AAPG Special Volumes

Abstract


Memoir 106: Petroleum Systems of the Tethyan Region, 2014
Pages 301-334

Chapter 10: Petroleum Systems Offshore Cyprus

Lucien Montadert, Stelios Nicolaides, Per Helge Semb, Øystein Lie

Abstract

Recent two-dimensional and three-dimensional seismic surveys shed new light on the petroleum potential Offshore Cyprus, a large mainly deep-water frontier area. The main tectonostratigraphic events that shaped the area were: 1) the fragmentation of the northern margin of the Pangea with the Tethys Ocean by rifting from the Triassic to the Middle Jurassic, and further extension and spreading during the Upper Jurassic and the Lower Cretaceous—it was the time of the separation of the Eratosthenes Continental Block (ECB) from Arabia and formation of the Levant and Herodotus Basins; 2) the formation of the south-vergent fold and thrust belt called the Cyprus Arc, running from Syria to Turkey through Cyprus in the Upper Cretaceous, an active margin still active today; and 3) the progressive separation of Arabia from Africa since the Oligocene, and particularly since the Lower Miocene with the initiation of the Levant Transform Fault and the southwestward expulsion of the Anatolian micro-plate.
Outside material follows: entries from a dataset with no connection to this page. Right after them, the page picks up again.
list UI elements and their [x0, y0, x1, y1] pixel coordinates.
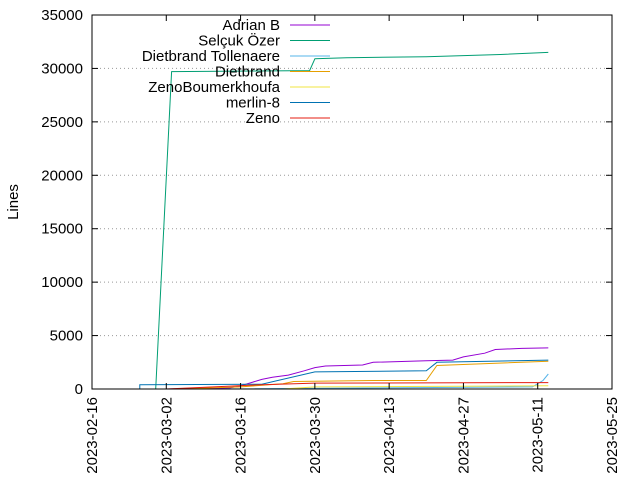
y-tick-label: 35000: [41, 7, 83, 24]
series-line-3: [176, 360, 549, 390]
y-tick-label: 15000: [41, 221, 83, 238]
x-tick-label: 2023-05-25: [604, 397, 621, 474]
y-tick-label: 25000: [41, 114, 83, 131]
legend-label: ZenoBoumerkhoufa: [148, 79, 280, 96]
series-line-1: [155, 51, 549, 390]
y-tick-label: 20000: [41, 167, 83, 184]
legend-label: Adrian B: [222, 17, 280, 34]
plot-frame: [91, 14, 613, 390]
legend-label: merlin-8: [226, 95, 280, 112]
series-lines: [139, 51, 549, 390]
x-tick-label: 2023-04-13: [381, 397, 398, 474]
x-tick-label: 2023-03-16: [233, 397, 250, 474]
y-tick-label: 10000: [41, 274, 83, 291]
x-tick-label: 2023-05-11: [530, 397, 547, 473]
legend-label: Dietbrand: [215, 64, 280, 81]
grid-lines: [92, 67, 612, 337]
series-line-5: [139, 359, 549, 389]
x-tick-label: 2023-04-27: [455, 397, 472, 474]
y-axis: 0 5000 10000 15000 20000 25000 30000 35000: [41, 7, 612, 398]
series-line-6: [166, 382, 549, 390]
legend-label: Selçuk Özer: [198, 32, 280, 50]
y-tick-label: 5000: [50, 328, 83, 345]
legend-label: Dietbrand Tollenaere: [142, 48, 280, 65]
x-tick-label: 2023-03-30: [307, 397, 324, 474]
x-tick-label: 2023-03-02: [158, 397, 175, 474]
x-tick-label: 2023-02-16: [84, 397, 101, 474]
legend-label: Zeno: [246, 110, 280, 127]
y-tick-label: 30000: [41, 60, 83, 77]
series-line-0: [166, 347, 549, 390]
y-tick-label: 0: [75, 381, 83, 398]
y-axis-label: Lines: [5, 184, 22, 220]
x-axis: 2023-02-16 2023-03-02 2023-03-16 2023-03-30…: [84, 15, 621, 474]
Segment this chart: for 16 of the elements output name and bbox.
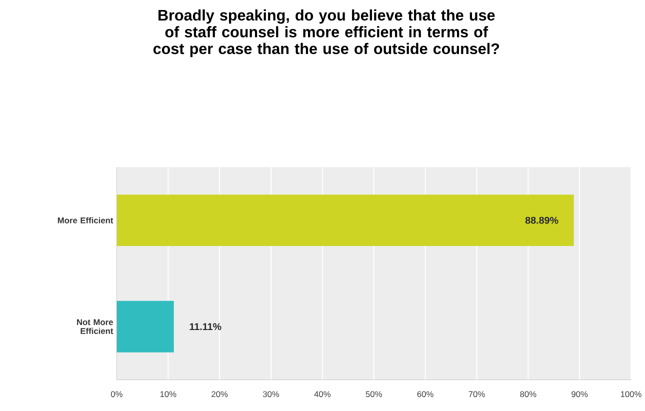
data-label: 11.11% [190, 322, 222, 330]
y-tick-label: Not More Efficient [77, 319, 114, 334]
x-tick-label: 20% [212, 390, 228, 397]
chart-title: Broadly speaking, do you believe that the use of staff counsel is more efficient in terms of cost per case than the use of outside counsel? [153, 9, 500, 57]
x-tick-label: 60% [417, 390, 434, 397]
x-tick-label: 80% [520, 390, 536, 397]
x-tick-label: 40% [314, 390, 331, 397]
x-tick-label: 50% [366, 390, 382, 397]
data-label: 88.89% [525, 216, 558, 224]
x-tick-label: 10% [160, 390, 176, 397]
x-tick-label: 0% [110, 390, 122, 397]
x-tick-label: 30% [262, 390, 280, 397]
x-tick-label: 100% [620, 390, 642, 397]
x-tick-label: 70% [468, 390, 485, 397]
y-tick-label: More Efficient [58, 217, 114, 224]
x-tick-label: 90% [572, 390, 588, 397]
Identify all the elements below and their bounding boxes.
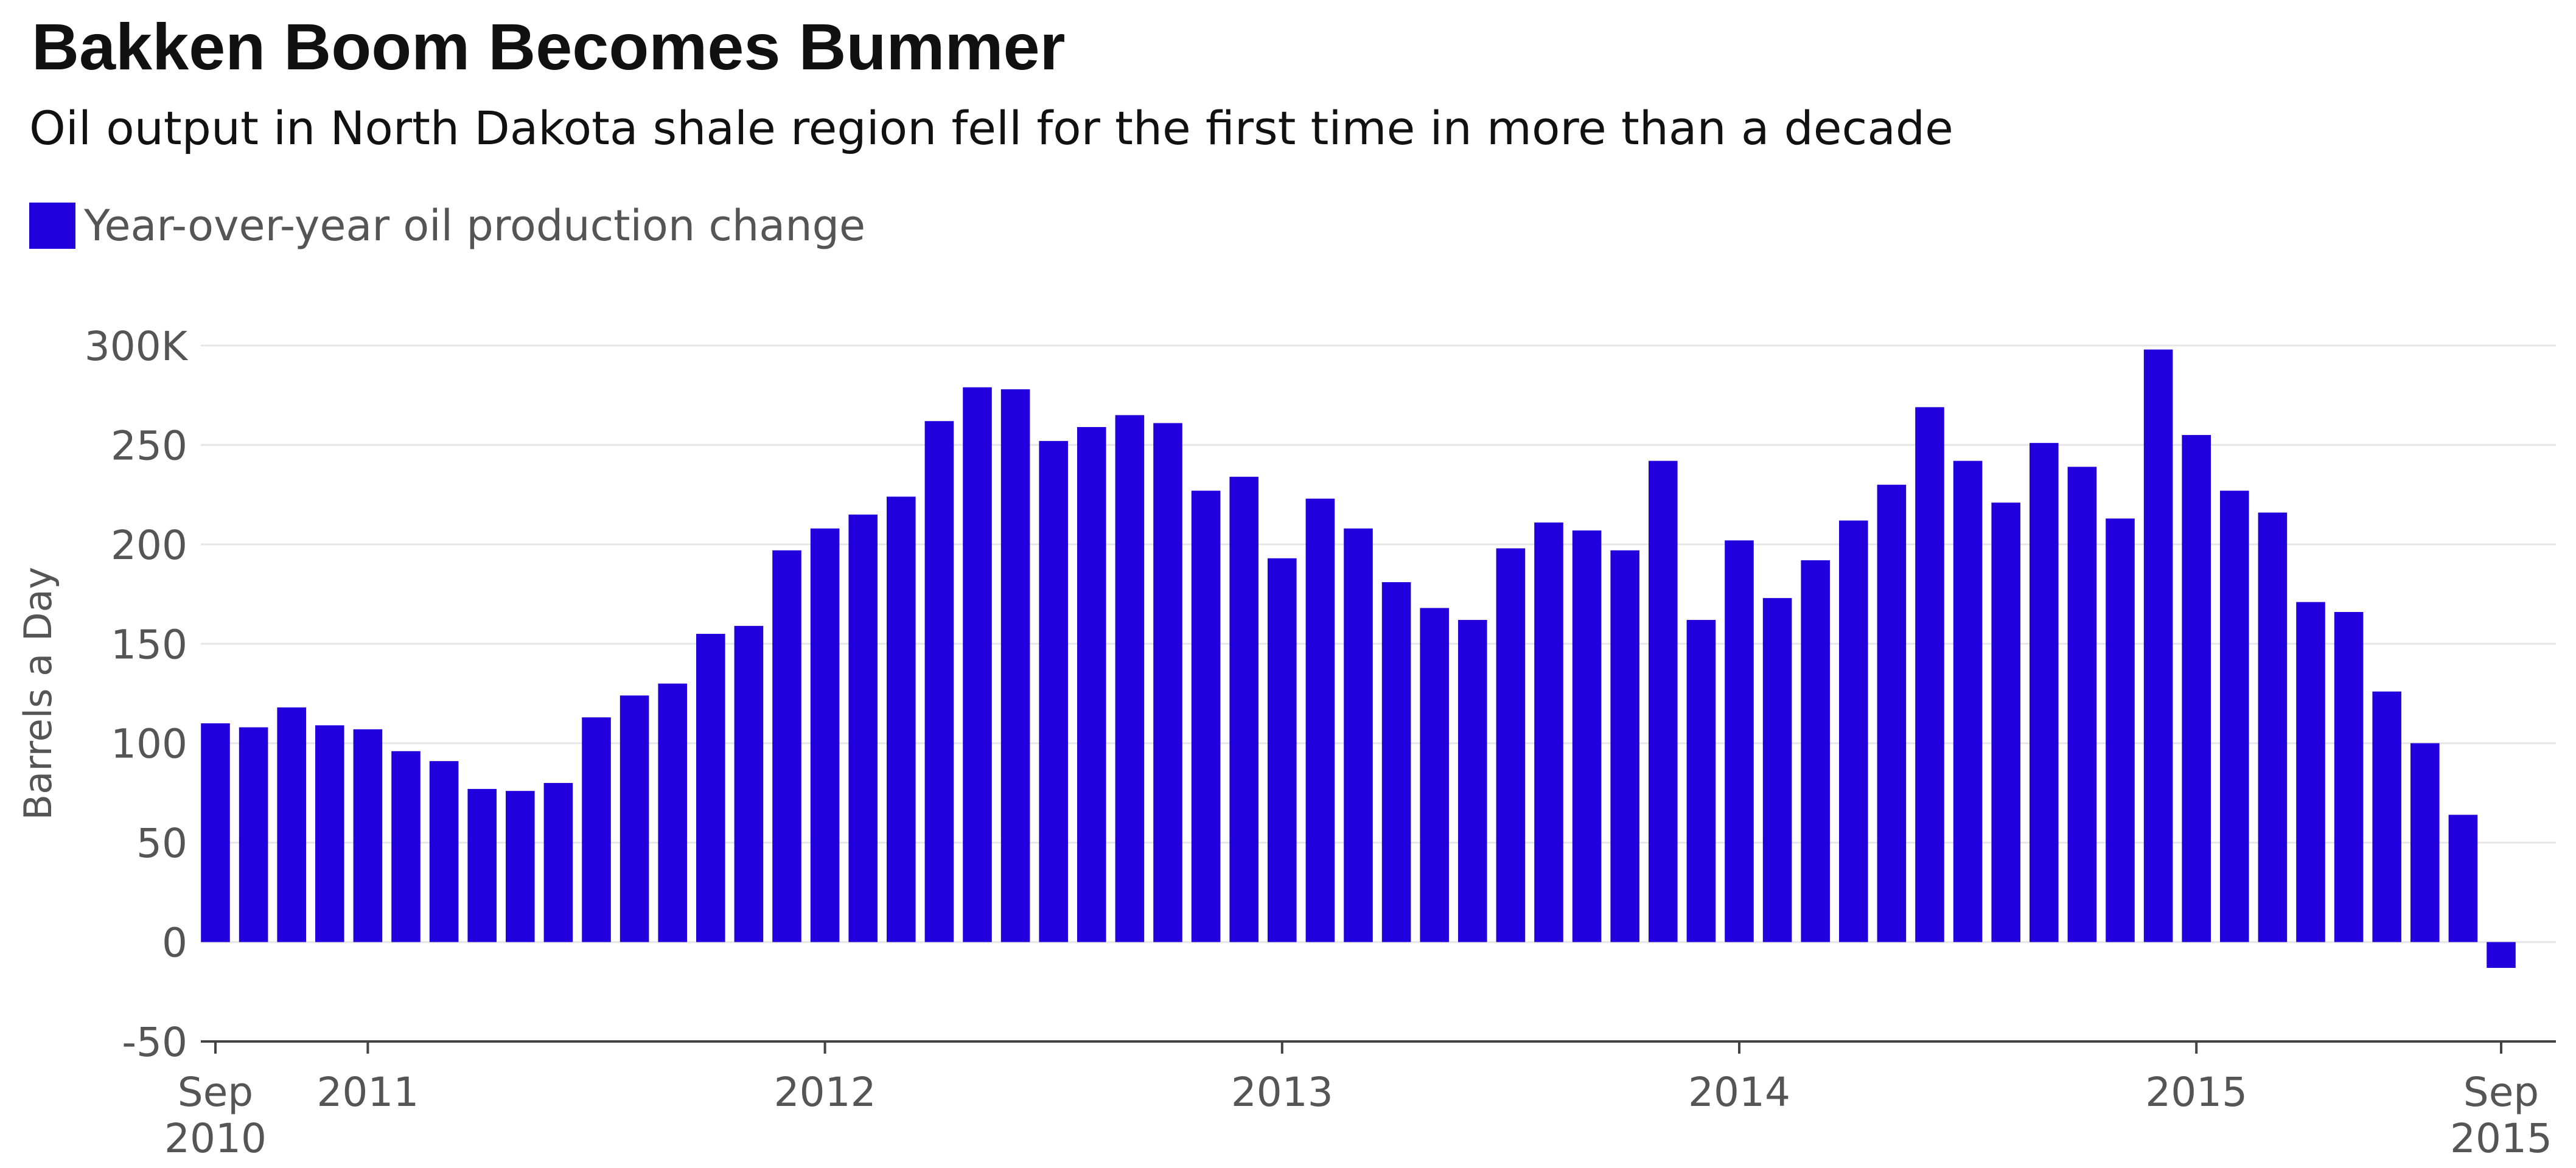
bar <box>1649 461 1678 942</box>
bar <box>1725 540 1754 942</box>
bar <box>1077 427 1106 942</box>
bar <box>1039 440 1068 942</box>
x-tick-label: 2013 <box>1231 1069 1333 1116</box>
y-tick-label: -50 <box>122 1019 187 1066</box>
bar <box>1572 530 1602 942</box>
bar <box>1610 550 1639 942</box>
bar <box>1000 389 1030 942</box>
bar <box>1229 476 1258 942</box>
x-tick-label: 2014 <box>1688 1069 1790 1116</box>
bar <box>2372 691 2401 942</box>
x-tick-label: Sep <box>2463 1069 2539 1116</box>
bar <box>734 625 764 942</box>
bar <box>2030 443 2059 942</box>
bar <box>2067 467 2097 942</box>
bar <box>848 514 878 942</box>
bar <box>391 751 421 942</box>
bar <box>887 496 916 942</box>
bar <box>1686 620 1716 942</box>
y-tick-label: 150 <box>111 621 187 668</box>
bar-series <box>201 349 2516 968</box>
bar <box>1153 423 1182 942</box>
bar <box>1801 560 1830 942</box>
y-tick-label: 50 <box>136 820 187 867</box>
bar <box>1381 582 1411 942</box>
bar <box>1953 461 1983 942</box>
bar <box>2448 815 2478 942</box>
chart-title: Bakken Boom Becomes Bummer <box>32 10 1066 83</box>
bar <box>543 783 573 942</box>
bar <box>277 707 306 942</box>
bar <box>1991 502 2020 942</box>
bar <box>2487 942 2516 968</box>
bar <box>1496 548 1526 942</box>
y-tick-label: 200 <box>111 522 187 569</box>
bar <box>1305 498 1335 942</box>
x-tick-label: 2012 <box>774 1069 876 1116</box>
y-axis-label: Barrels a Day <box>16 567 60 821</box>
legend-label: Year-over-year oil production change <box>84 201 866 251</box>
bar <box>467 788 497 942</box>
bar <box>658 683 687 942</box>
y-tick-label: 0 <box>162 920 187 967</box>
x-tick-label-year: 2010 <box>164 1115 267 1162</box>
x-tick-label: 2015 <box>2145 1069 2247 1116</box>
bar <box>201 723 230 942</box>
bar <box>772 550 801 942</box>
legend-swatch <box>29 203 75 249</box>
bar <box>1191 490 1221 942</box>
bar <box>2334 611 2364 942</box>
bar <box>1458 620 1487 942</box>
bar <box>620 695 649 942</box>
bar <box>582 717 611 942</box>
y-tick-label: 100 <box>111 721 187 768</box>
bar <box>1268 558 1297 942</box>
bar <box>810 528 840 942</box>
bar <box>2410 743 2440 942</box>
bar <box>2143 349 2173 942</box>
bar <box>2296 602 2325 942</box>
bar <box>1839 520 1868 942</box>
bar <box>2106 518 2135 942</box>
bar <box>1344 528 1373 942</box>
chart-subtitle: Oil output in North Dakota shale region … <box>29 101 1953 155</box>
bar <box>1762 598 1792 942</box>
bar <box>353 729 383 942</box>
bar <box>1915 407 1944 942</box>
bar <box>315 725 344 942</box>
bar <box>963 387 992 942</box>
bar <box>1115 415 1145 942</box>
legend: Year-over-year oil production change <box>29 201 865 251</box>
bar <box>429 761 459 942</box>
bar <box>2220 490 2249 942</box>
bar <box>696 633 725 942</box>
y-tick-label: 300K <box>85 323 189 370</box>
x-tick-label: 2011 <box>316 1069 419 1116</box>
bar <box>1877 484 1907 942</box>
bar <box>1534 522 1563 942</box>
bar <box>924 421 954 942</box>
bar <box>1420 608 1449 942</box>
bar <box>2182 435 2211 942</box>
bar <box>239 727 268 942</box>
x-tick-label: Sep <box>178 1069 253 1116</box>
y-tick-label: 250 <box>111 422 187 469</box>
bar <box>2258 512 2288 942</box>
x-tick-label-year: 2015 <box>2450 1115 2552 1162</box>
bar <box>506 791 535 942</box>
It was accompanied by a considerable increase in the influx of sediments with, in particular, the development of the Nile Delta and Deep Sea Fan.

The petroleum assessment primarily relies on the recently acquired seismic data, the frequently observed amplitude anomalies, the hydrocarbon discoveries in the vicinity (Egypt, Gaza, Israel) and recently in the SW Offshore Cyprus, and the widespread presence of the Messinian Evaporites seal.

A number of exploration plays are associated with the various tectonostratigraphic domains: 1) in the Levantine Basin, Lower Miocene anticlines folding the whole sedimentary section, and pinch-out of the deep-water sediments on the ECB margin; 2) the carbonates on the ECB; 3) the Western ECB Miocene Sub-basin and High; 4) the Miocene, Intra-Messinian, and Pliocene of the Nile Deep Sea Fan deformed by salt movements, and massive slidings in the Herodotus Basin and pre-Messinian folds and faulted blocks; 5) the deformations at the front of the Cyprus Arc; and 6) the eastern top Cyprus Arc Basin deformed by strike-slip tectonics.